In: Economics
Check this production table of a firm. Compute marginal products and fill in the table. Graph the labor demand curve with real wage on the vertical axis and quantity demanded for labor on the horizontal axis. Labor supply is given at 5. What is the equilibrium real wage in the labor market? Find it by adding the labor supply curve to the diagram you drew in part 3. Then, state your answer.
Labor | Output | Marginal Price |
0 | 0 | |
1 | 15 | |
2 | 28 | |
3 | 39 | |
4 | 48 | |
5 | 56 | |
6 | 63 | |
7 | 68 |
With the given information, we can make the following schedule.

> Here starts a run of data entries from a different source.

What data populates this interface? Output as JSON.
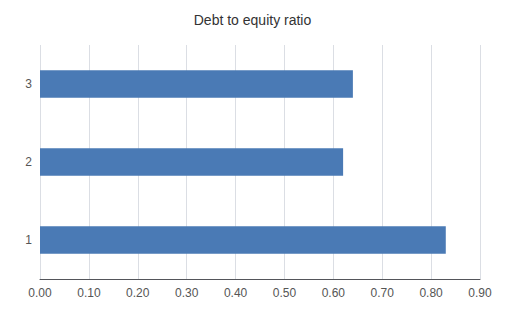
{
  "chart_data": {
    "type": "bar",
    "orientation": "horizontal",
    "title": "Debt to equity ratio",
    "categories": [
      "1",
      "2",
      "3"
    ],
    "values": [
      0.83,
      0.62,
      0.64
    ],
    "color": "#4a7ab5",
    "xlim": [
      0.0,
      0.9
    ],
    "xticks": [
      {
        "value": 0.0,
        "label": "0.00"
      },
      {
        "value": 0.1,
        "label": "0.10"
      },
      {
        "value": 0.2,
        "label": "0.20"
      },
      {
        "value": 0.3,
        "label": "0.30"
      },
      {
        "value": 0.4,
        "label": "0.40"
      },
      {
        "value": 0.5,
        "label": "0.50"
      },
      {
        "value": 0.6,
        "label": "0.60"
      },
      {
        "value": 0.7,
        "label": "0.70"
      },
      {
        "value": 0.8,
        "label": "0.80"
      },
      {
        "value": 0.9,
        "label": "0.90"
      }
    ],
    "grid": true
  }
}
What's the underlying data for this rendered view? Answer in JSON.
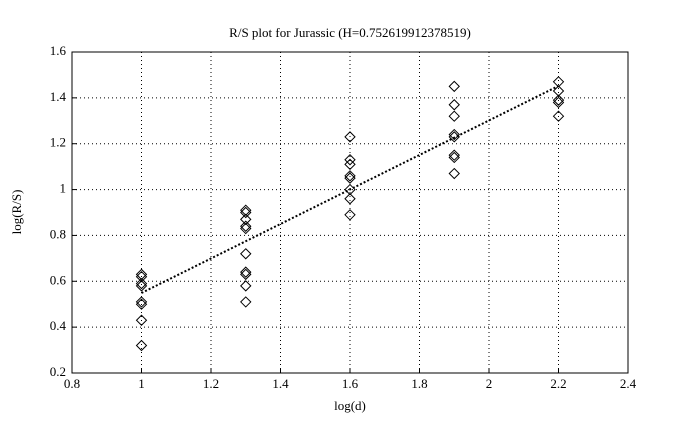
{
  "chart_data": {
    "type": "scatter",
    "title": "R/S plot for Jurassic (H=0.752619912378519)",
    "xlabel": "log(d)",
    "ylabel": "log(R/S)",
    "xlim": [
      0.8,
      2.4
    ],
    "xticks": [
      0.8,
      1,
      1.2,
      1.4,
      1.6,
      1.8,
      2,
      2.2,
      2.4
    ],
    "ylim": [
      0.2,
      1.6
    ],
    "yticks": [
      0.2,
      0.4,
      0.6,
      0.8,
      1,
      1.2,
      1.4,
      1.6
    ],
    "grid": true,
    "series": [
      {
        "type": "scatter",
        "marker": "diamond",
        "color": "#000000",
        "x": [
          1,
          1,
          1,
          1,
          1,
          1,
          1,
          1,
          1.3,
          1.3,
          1.3,
          1.3,
          1.3,
          1.3,
          1.3,
          1.3,
          1.3,
          1.3,
          1.6,
          1.6,
          1.6,
          1.6,
          1.6,
          1.6,
          1.6,
          1.6,
          1.9,
          1.9,
          1.9,
          1.9,
          1.9,
          1.9,
          1.9,
          1.9,
          2.2,
          2.2,
          2.2,
          2.2,
          2.2
        ],
        "values": [
          0.63,
          0.62,
          0.59,
          0.58,
          0.51,
          0.5,
          0.43,
          0.32,
          0.91,
          0.9,
          0.87,
          0.84,
          0.83,
          0.72,
          0.64,
          0.63,
          0.58,
          0.51,
          1.23,
          1.13,
          1.11,
          1.06,
          1.05,
          1,
          0.96,
          0.89,
          1.45,
          1.37,
          1.32,
          1.24,
          1.23,
          1.15,
          1.14,
          1.07,
          1.47,
          1.43,
          1.39,
          1.38,
          1.32
        ]
      },
      {
        "type": "line",
        "style": "dotted",
        "color": "#000000",
        "x": [
          1,
          2.2
        ],
        "values": [
          0.549,
          1.452
        ]
      }
    ]
  }
}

Labor, L | Output, Q | Marginal Product, MPL=Change in Q/Change in L | w=MPL |
0 | 0 | ||
1 | 15 | 15 | 15 |
2 | 28 | 13 | 13 |
3 | 39 | 11 | 11 |
4 | 48 | 9 | 9 |
5 | 56 | 8 | 8 |
6 | 63 | 7 | 7 |
7 | 68 | 5 | 5 |
Equilibrium wage will be equal to the real wage rate where labor demanded is equal to labor supplied. Refer to given schedule, we observe that labor demanded is 5 at wage rate of 8.
Equilibrium wage rate in market is 8.